The judge explained it all to Reverend Wah in Cantonese. He then had a final word.
“I look forward to seeing you all on 3rd March. It seems to me that this case has little chance of settling before trial, the parties being so far apart. I ask the parties to try their best in this regard, however, and at the very least try and agree certain parts of evidence to shorten the proceedings. And Mr. Yuen – I appreciate that your client has virtually unlimited funds. The other parties do not. I shall not allow the trial to drift, or allow tortuous cross- examination by either party. I will finish this trial within 50 days. Is that clear?”
Ben almost laughed.
“Yes, My Lord”, said Ben.
“Yes, My Lord”, said Yuen, “but I must say....”
“We’re adjourned. Good morning!” The judge left the court. Yuen glared at Ben.
“I will charitably put your allegations against me down to inexperience, Mr. McCann, as inexcusable as they were. I trust there will be no repetition of such behaviour”
Ben had every respect for Yuen but he was not having this.
“Mr.
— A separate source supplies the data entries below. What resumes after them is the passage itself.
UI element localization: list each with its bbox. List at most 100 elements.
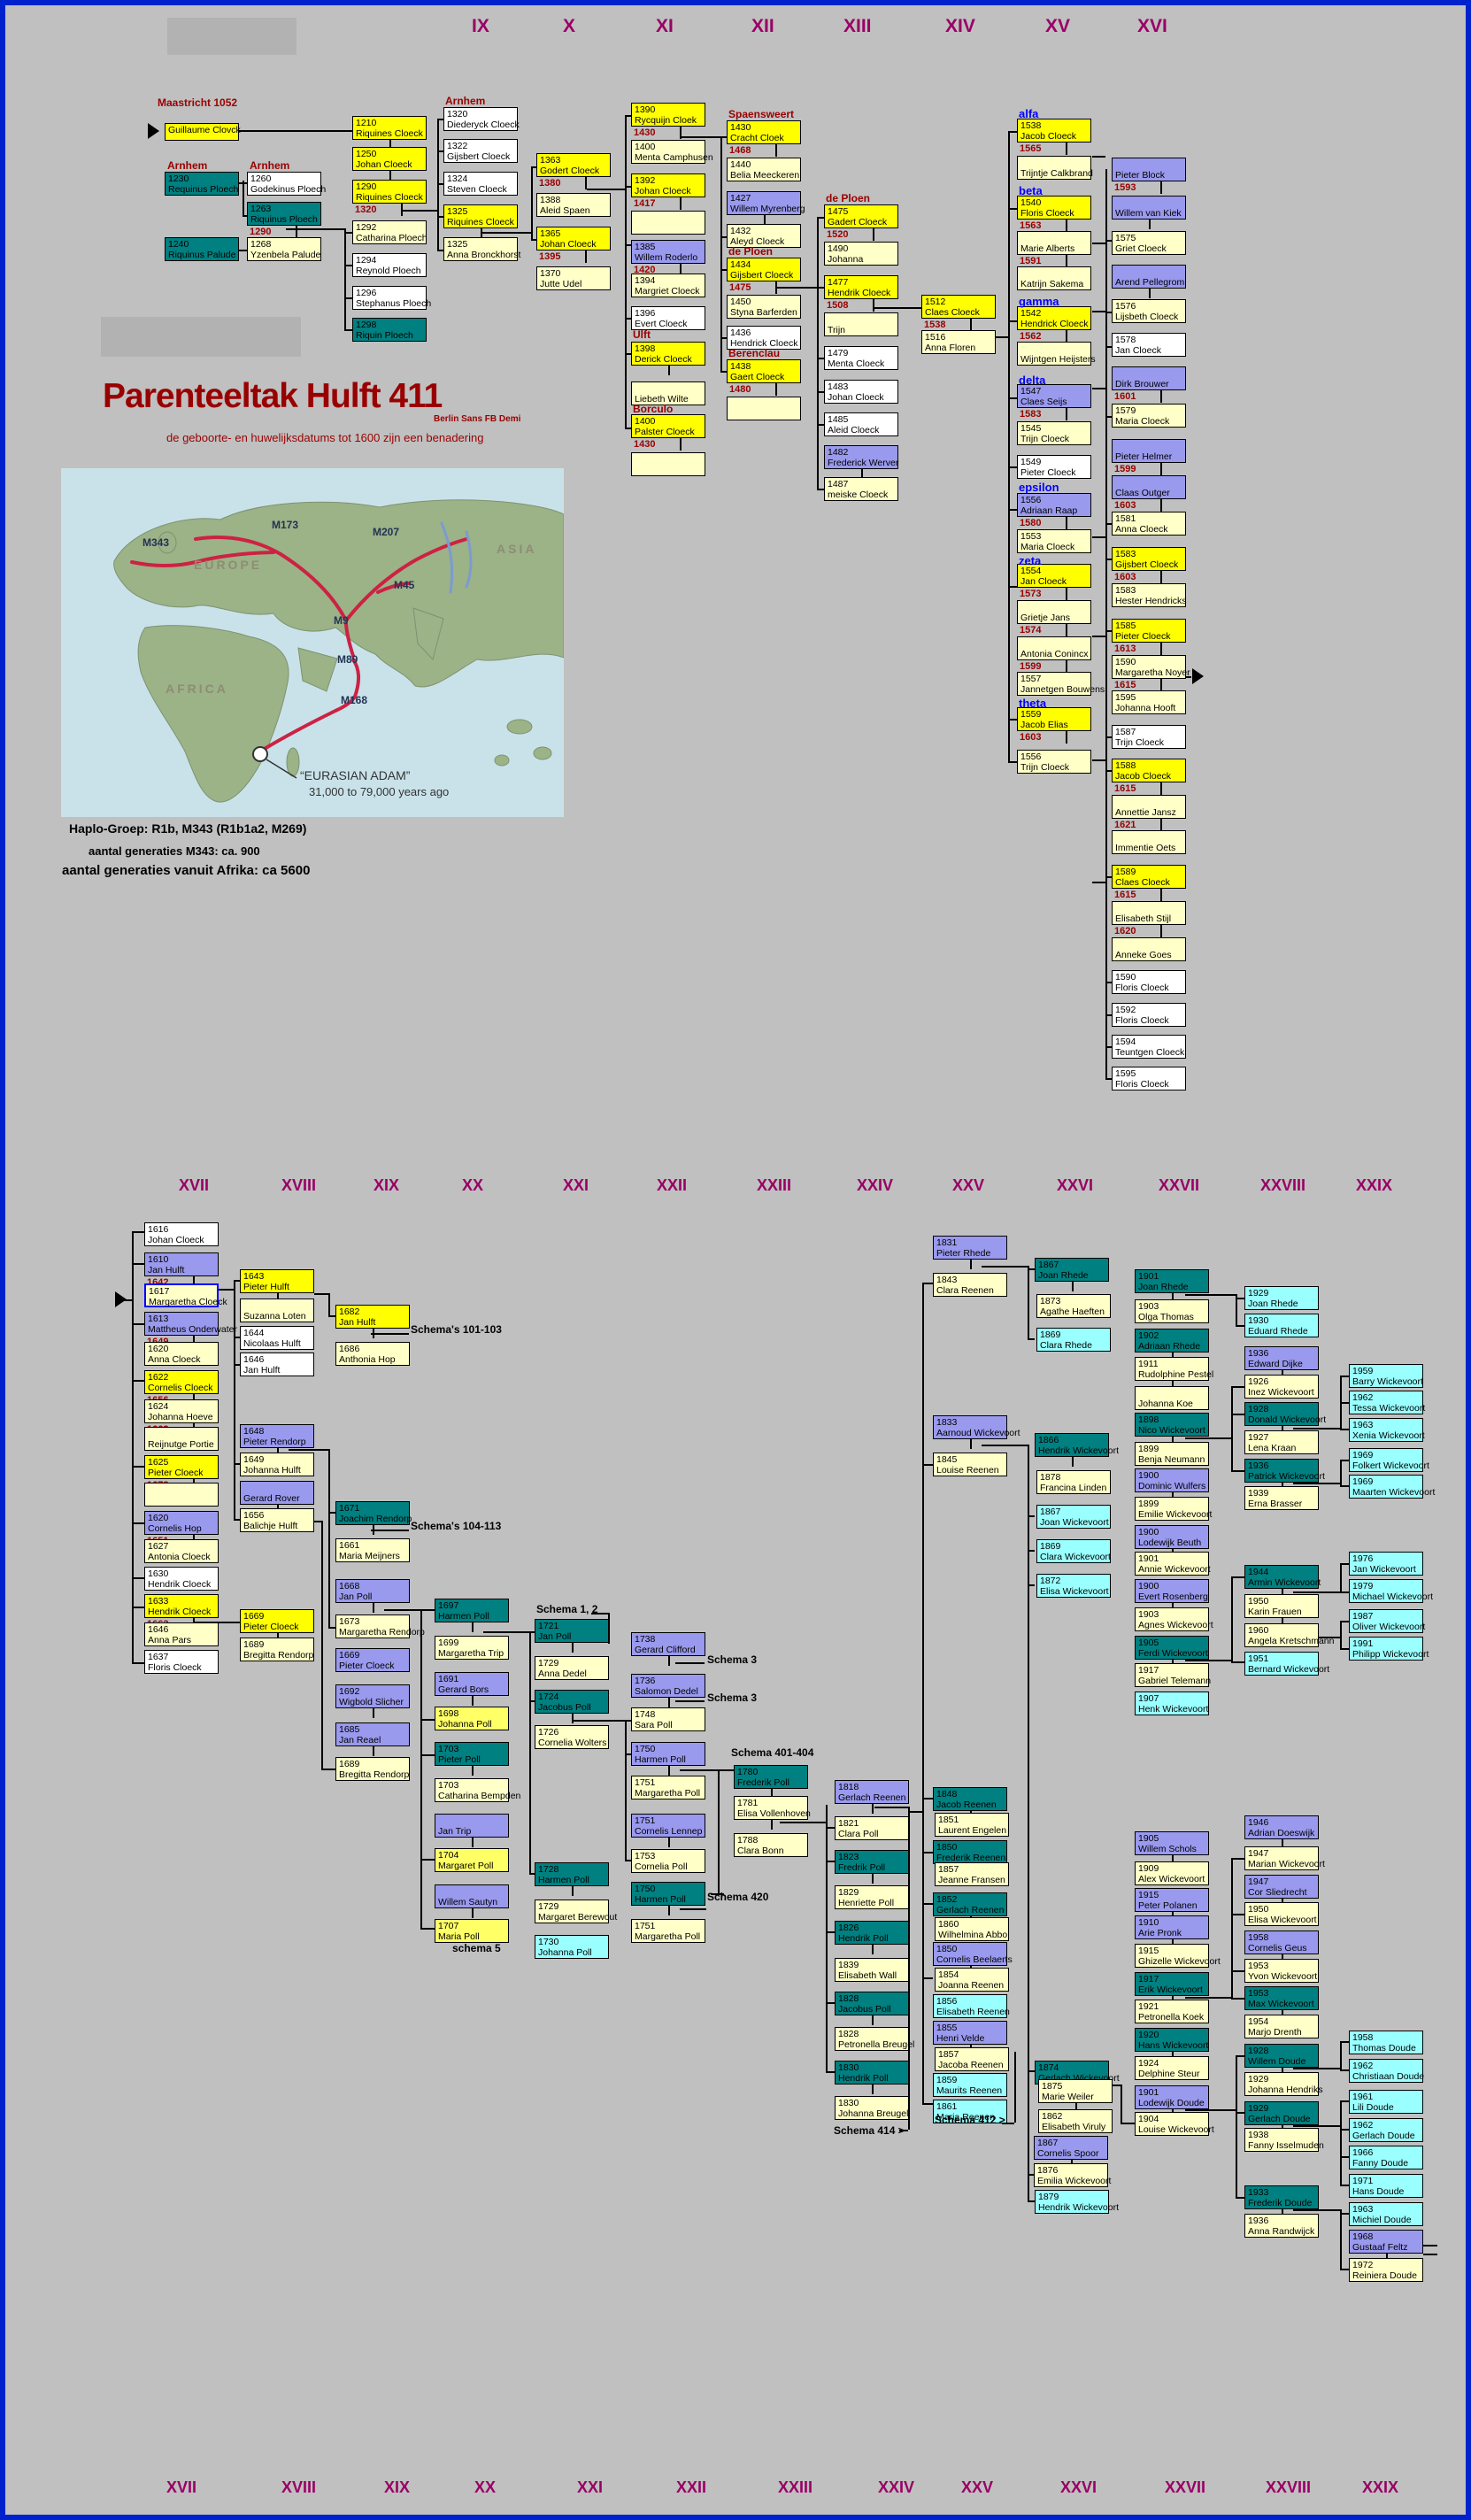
person-box: 1947 Cor Sliedrecht <box>1244 1875 1319 1899</box>
person-box: 1900 Evert Rosenberg <box>1135 1579 1209 1603</box>
person-name: Elisabeth Wall <box>838 1970 897 1981</box>
person-box: 1656 Balichje Hulft <box>240 1508 314 1532</box>
generation-numeral-mid: XXI <box>563 1176 589 1194</box>
person-year: 1644 <box>243 1328 265 1338</box>
person-box: 1828 Jacobus Poll <box>835 1992 909 2015</box>
connector-vline <box>1231 1386 1233 1470</box>
person-year <box>1115 939 1185 950</box>
connector-hline <box>675 1700 705 1702</box>
generation-numeral-mid: XXIV <box>857 1176 894 1194</box>
person-year: 1649 <box>243 1454 265 1465</box>
connector-hline <box>922 1464 933 1466</box>
person-name: Angela Kretschmann <box>1248 1636 1335 1646</box>
person-year: 1859 <box>936 2075 958 2085</box>
marriage-link-line <box>1066 330 1067 343</box>
person-box: 1821 Clara Poll <box>835 1816 909 1840</box>
person-name: Donald Wickevoort <box>1248 1414 1327 1425</box>
person-box: 1750 Harmen Poll <box>631 1742 705 1766</box>
connector-vline <box>529 1631 531 1873</box>
person-year: 1697 <box>438 1600 459 1611</box>
connector-hline <box>625 115 631 117</box>
person-year: 1320 <box>447 109 468 119</box>
marriage-link-line <box>970 1260 972 1269</box>
marriage-year-label: 1613 <box>1114 643 1136 654</box>
marriage-link-line <box>1075 2103 1077 2113</box>
person-year: 1738 <box>635 1634 656 1645</box>
connector-hline <box>817 424 824 426</box>
person-box: Willem van Kiek <box>1112 196 1186 220</box>
generation-numeral-bottom: XX <box>474 2478 497 2496</box>
person-year: 1928 <box>1248 1404 1269 1414</box>
connector-hline <box>1028 1268 1035 1270</box>
connector-hline <box>720 236 727 238</box>
person-name: Pieter Cloeck <box>339 1661 395 1671</box>
person-box: 1751 Margaretha Poll <box>631 1919 705 1943</box>
person-year: 1648 <box>243 1426 265 1437</box>
person-year: 1854 <box>938 1969 959 1980</box>
person-year: 1392 <box>635 175 656 186</box>
marriage-link-line <box>970 1439 972 1449</box>
person-box: 1610 Jan Hulft <box>144 1252 219 1276</box>
marriage-year-label: 1573 <box>1020 589 1042 599</box>
marriage-link-line <box>1160 782 1162 795</box>
person-box: 1926 Inez Wickevoort <box>1244 1375 1319 1399</box>
person-box: 1436 Hendrick Cloeck <box>727 326 801 350</box>
person-year: 1427 <box>730 193 751 204</box>
connector-hline <box>982 1266 1028 1268</box>
marriage-link-line <box>872 1804 874 1814</box>
person-name: Laurent Engelen <box>938 1825 1007 1836</box>
connector-hline <box>1185 1294 1236 1296</box>
connector-hline <box>1293 1591 1340 1593</box>
person-box: 1872 Elisa Wickevoort <box>1036 1574 1111 1598</box>
person-box: 1968 Gustaaf Feltz <box>1349 2230 1423 2254</box>
connector-hline <box>1340 2129 1349 2131</box>
pointer-arrow-icon <box>148 123 159 139</box>
person-box: 1682 Jan Hulft <box>335 1305 410 1329</box>
connector-hline <box>826 2002 835 2004</box>
person-name: Michiel Doude <box>1352 2215 1412 2225</box>
person-name: Hester Hendricks <box>1115 596 1187 606</box>
person-year: 1911 <box>1138 1359 1159 1369</box>
person-name: Wigbold Slicher <box>339 1697 404 1707</box>
person-name: Clara Wickevoort <box>1040 1552 1111 1562</box>
person-name: Louise Wickevoort <box>1138 2124 1214 2135</box>
person-year: 1549 <box>1020 457 1042 467</box>
person-name: Yzenbela Palude <box>250 250 321 260</box>
person-year <box>243 1300 313 1311</box>
person-box: 1668 Jan Poll <box>335 1579 410 1603</box>
person-year: 1620 <box>148 1513 169 1523</box>
person-name: Maria Cloeck <box>1020 542 1075 552</box>
person-box: 1616 Johan Cloeck <box>144 1222 219 1246</box>
person-year: 1322 <box>447 141 468 151</box>
person-year: 1613 <box>148 1314 169 1324</box>
person-box: 1698 Johanna Poll <box>435 1707 509 1730</box>
person-year: 1857 <box>938 2049 959 2060</box>
person-name: Hendrik Cloeck <box>148 1579 212 1590</box>
person-name: Erik Wickevoort <box>1138 1984 1203 1995</box>
person-year: 1637 <box>148 1652 169 1662</box>
connector-hline <box>826 1931 835 1933</box>
connector-hline <box>775 287 817 289</box>
person-box: 1427 Willem Myrenberg <box>727 191 805 215</box>
person-box: 1583 Hester Hendricks <box>1112 583 1187 607</box>
connector-hline <box>817 287 824 289</box>
person-name: Frederik Poll <box>737 1777 789 1788</box>
person-name: Anna Cloeck <box>1115 524 1168 535</box>
person-box: 1987 Oliver Wickevoort <box>1349 1609 1425 1633</box>
person-year: 1929 <box>1248 2074 1269 2085</box>
person-name: Lodewijk Beuth <box>1138 1537 1202 1548</box>
connector-hline <box>321 1769 335 1770</box>
person-box: 1692 Wigbold Slicher <box>335 1684 410 1708</box>
person-year: 1479 <box>828 348 849 358</box>
person-box: 1850 Cornelis Beelaerts <box>933 1942 1013 1966</box>
person-name: Annie Wickevoort <box>1138 1564 1211 1575</box>
connector-hline <box>234 1463 240 1465</box>
connector-hline <box>132 1577 144 1579</box>
person-box: 1637 Floris Cloeck <box>144 1650 219 1674</box>
person-name: Jan Reael <box>339 1735 381 1746</box>
person-name: Margaretha Poll <box>635 1931 701 1942</box>
person-year: 1370 <box>540 268 561 279</box>
connector-hline <box>591 1613 608 1614</box>
person-name: Jan Cloeck <box>1115 345 1161 356</box>
person-year <box>1115 477 1185 488</box>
Yuen, I have a job to do for my client, as does Miss Lam and your goodself. I am well aware of Government tactics in past litigation trials and will not allow you to do the same here. If I feel you are in any way abusing your position, I will ask Richard Yap to make a complaint to the judge, and consider a complaint myself to the Bar Association. Good morning.”
“Why...you cheeky young pup!” squealed Yuen, as Ben left the courtroom, feeling rather pleased with himself. He almost ran to the lift, to avoid any further war of words with Yuen. He reached the ground floor and briskly walked off for a taxi back to the safe haven of his office in Wanchai. He grinned. For a few moments, he had forgotten about Dylan and Tyler. The practice of law had become fun again!